Systematic Reviews
Copyright ©The Author(s) 2023. Published by Baishideng Publishing Group Inc. All rights reserved.
World J Gastroenterol. Jan 21, 2023; 29(3): 549-560
Published online Jan 21, 2023. doi: 10.3748/wjg.v29.i3.549
Metabolic dysfunction associated fatty liver disease: The new nomenclature and its impact
Si-Ying Tang, Jian Shiun Tan, Xian-Zheng Pang, Guan-Huei Lee
Si-Ying Tang, Guan-Huei Lee, Division of Gastroenterology and Hepatology, National University Hospital, Singapore 119228, Singapore
Jian Shiun Tan, Xian-Zheng Pang, Yong Loo Lin School of Medicine, Singapore 117597, Singapore
Author contributions: Tang SY, Tan JS and Pang XZ contributed equally to this work; Tang SY, Tan JS, Pang XZ and Lee GH designed the research study; Tang SY, Tan JS and Pang XZ performed the research; Tang SY, Tan JS, Pang XZ and Lee GH analyzed the data and wrote the manuscript; and all authors have read and approve the final manuscript.
Conflict-of-interest statement: All the authors report no relevant conflicts of interest for this article.
PRISMA 2009 Checklist statement: The authors have read the PRISMA 2009 Checklist, and the manuscript was prepared and revised according to the PRISMA 2009 Checklist.
Open-Access: This article is an open-access article that was selected by an in-house editor and fully peer-reviewed by external reviewers. It is distributed in accordance with the Creative Commons Attribution NonCommercial (CC BY-NC 4.0) license, which permits others to distribute, remix, adapt, build upon this work non-commercially, and license their derivative works on different terms, provided the original work is properly cited and the use is non-commercial. See: https://creativecommons.org/Licenses/by-nc/4.0/
Corresponding author: Guan-Huei Lee, FRCP, MBBS, MRCP, PhD, Assistant Professor, Attending Doctor, Doctor, Division of Gastroenterology and Hepatology, National University Hospital, 1E, Kent Ridge Road, Singapore 119228, Singapore. guan_huei_lee@nuhs.edu.sg
Received: September 24, 2022
Peer-review started: September 24, 2022
First decision: October 30, 2022
Revised: November 14, 2022
Accepted: December 23, 2022
Article in press: December 23, 2022
Published online: January 21, 2023
Processing time: 110 Days and 1.6 Hours
ARTICLE HIGHLIGHTS
Research background

Metabolic dysfunction-associated fatty liver disease (MAFLD) was proposed in 2020 as the new definition of fatty liver. Compared to nonalcoholic fatty liver disease (NAFLD), MAFLD consists of inclusion criteria characterized by metabolic dysfunction and associated risk factors. There is still a lack of awareness regarding this new MAFLD terminology and its impact on clinical practice.

Research motivation

There have been numerous debates regarding whether the new term MAFLD should be adopted.
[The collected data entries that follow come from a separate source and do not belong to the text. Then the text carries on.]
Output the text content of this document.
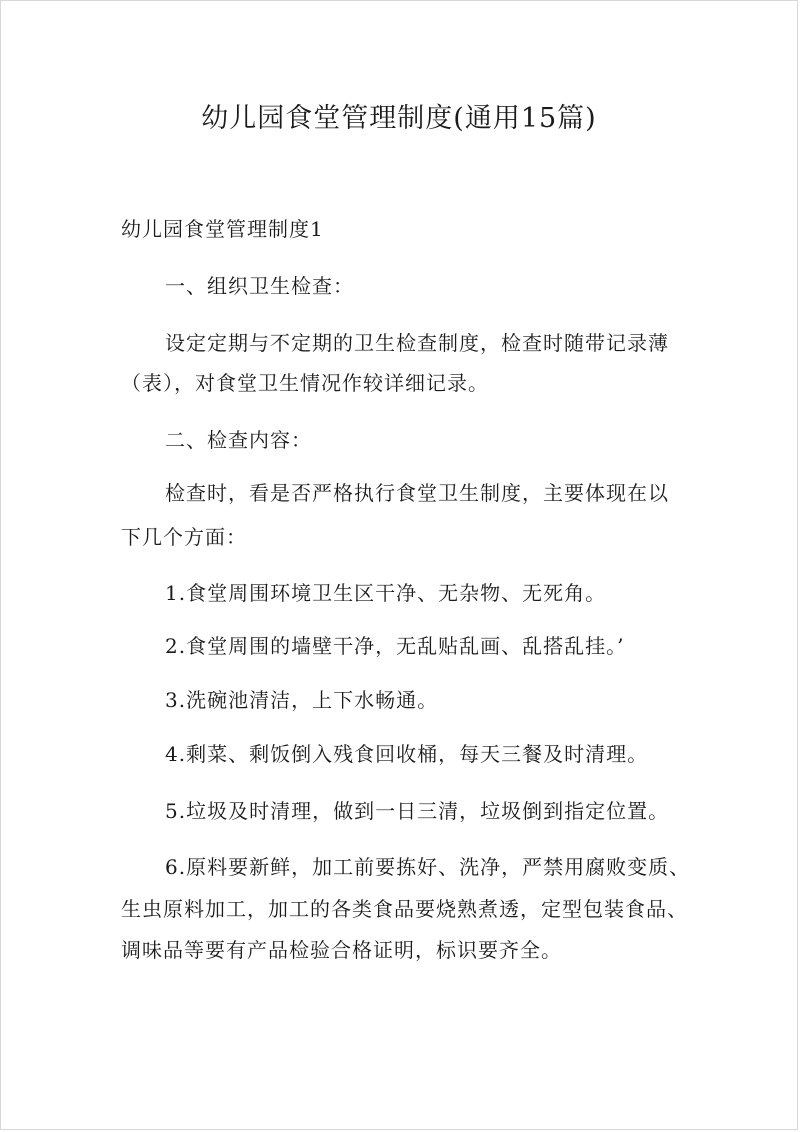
幼儿园食堂管理制度(通用15篇)
幼儿园食堂管理制度1
一、组织卫生检查：
设定定期与不定期的卫生检查制度，检查时随带记录薄
（表），对食堂卫生情况作较详细记录。
二、检查内容：
检查时，看是否严格执行食堂卫生制度，主要体现在以
下几个方面：
1.食堂周围环境卫生区干净、无杂物、无死角。
2.食堂周围的墙壁干净，无乱贴乱画、乱搭乱挂。’
3.洗碗池清洁，上下水畅通。
4.剩菜、剩饭倒入残食回收桶，每天三餐及时清理。
5.垃圾及时清理，做到一日三清，垃圾倒到指定位置。
6.原料要新鲜，加工前要拣好、洗净，严禁用腐败变质、
生虫原料加工，加工的各类食品要烧熟煮透，定型包装食品、
调味品等要有产品检验合格证明，标识要齐全。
The definition of MAFLD reflects a shift in the focus from sub typing patients with hepatic steatosis and no discernible cause of fatty liver to the underlying metabolism - related etiology of the disease.

Research objectives

This study summaries existing data that evaluate the long-term outcome differences of the terminology change from NAFLD to MAFLD, classification of hepatic steatosis, histopathological classification, risk factors and pathophysiological mechanisms of the new proposed terminology.

Research methods

A systemic search of database MEDLINE via PubMed and EMBASE were conducted to identify relevant studies up to June 28, 2022.

Research results

Of the 2324 records screened, 1575 duplicates were removed, following which 207 articles were excluded and a remaining 542 articles were assessed for eligibility. 511 articles were excluded and a remaining 31 articles were selected for review. Studies show that MAFLD patients were able to identify more patients with fatty liver compared to NAFLD. MAFLD criteria was also superior or concordant in terms of advanced fibrosis. MAFLD is also associated with higher all-cause mortality, cardiovascular disease - related and cancer - related mortality compared to NAFLD patients.

Research conclusions

MAFLD is gaining acceptance as a new definition of fatty liver disease. The nomenclature and definition of MAFLD highlights the metabolic risk factor which are main drivers of disease progression.

Research perspectives

MAFLD consists of 3 subtypes, each with a unique metabolic dysfunction profile that may be useful for development of new pharmacotherapy. However, further understanding is required to determine the molecular basis of MAFLD as a disease entity and new insights into risk stratification.